The textbook definition of a state is an entity that monopolises use of force or violence within a given territory. By this metric, Kenya barely qualifies as a coherent state.

Various groups apply violence with impunity – from gangs in urban areas to armed bandits in the countryside. Despite the Interior Ministry’s routinised chest-thumping, everyone knows that outside certain pockets of major urban areas the Kenyan state remains woefully weak.

In many places it is simply absent. The recent “clashes” in Laikipia and neighbouring counties illustrate this fact. The government has failed on multiple fronts. It lacked local intelligence to anticipate the attacks and failed to deter further attacks or swiftly apprehend those responsible.

It also does not have the ability to enforce property rights over land, which is the root cause of the violence being experienced in the region. The Interior Ministry can shout all it wants about its determination to bring those causing chaos to book. But the fact is they have already irreparably failed Kenyans.

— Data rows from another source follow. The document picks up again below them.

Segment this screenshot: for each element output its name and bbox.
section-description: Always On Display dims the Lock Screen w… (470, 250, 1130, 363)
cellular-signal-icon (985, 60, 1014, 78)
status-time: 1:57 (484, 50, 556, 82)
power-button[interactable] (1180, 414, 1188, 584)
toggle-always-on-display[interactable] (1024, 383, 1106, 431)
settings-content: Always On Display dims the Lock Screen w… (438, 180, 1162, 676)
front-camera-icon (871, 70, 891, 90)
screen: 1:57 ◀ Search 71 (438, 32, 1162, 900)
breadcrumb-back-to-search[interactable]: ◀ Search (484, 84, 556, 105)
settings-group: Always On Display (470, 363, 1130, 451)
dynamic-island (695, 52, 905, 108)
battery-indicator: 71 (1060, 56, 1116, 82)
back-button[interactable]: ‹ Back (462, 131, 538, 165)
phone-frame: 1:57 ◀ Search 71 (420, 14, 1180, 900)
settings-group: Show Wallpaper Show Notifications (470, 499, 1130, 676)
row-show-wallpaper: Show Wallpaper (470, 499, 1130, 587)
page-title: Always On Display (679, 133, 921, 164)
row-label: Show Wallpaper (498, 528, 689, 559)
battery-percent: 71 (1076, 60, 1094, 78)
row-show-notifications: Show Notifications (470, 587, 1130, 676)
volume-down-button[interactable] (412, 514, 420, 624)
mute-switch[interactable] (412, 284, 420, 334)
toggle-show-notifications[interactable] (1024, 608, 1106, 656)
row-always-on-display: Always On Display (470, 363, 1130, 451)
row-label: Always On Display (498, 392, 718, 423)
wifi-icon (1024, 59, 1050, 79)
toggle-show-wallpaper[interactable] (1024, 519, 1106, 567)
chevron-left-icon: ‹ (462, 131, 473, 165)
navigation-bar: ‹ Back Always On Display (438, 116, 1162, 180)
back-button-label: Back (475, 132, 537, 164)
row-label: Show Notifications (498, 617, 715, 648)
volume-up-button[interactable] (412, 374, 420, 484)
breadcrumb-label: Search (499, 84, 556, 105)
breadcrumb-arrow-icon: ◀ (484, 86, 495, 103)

People died or lost property. And the Kenyan case was exposed as a patchwork leviathan that is effectively absent in large parts of the country.

The consequences of state weakness in Kenya will only get worse. Our increasingly complex economy will require a higher density of competent state presence – from regulators to law enforcement, to all manner of frontline bureaucrats.

Crises caused by infectious disease or climate change will demand more of the government than we can currently imagine. There is simply no way around it.

We need a government that understands the importance of state-building and which is proactive in providing essential services to Kenyans. A government that troubleshoots the implementation of curriculum reforms before it generates a public uproar or reorganises the administrative units to meet security needs of Kenyans. We are tired of a perennially reactive government that does not seem to understand its core mission.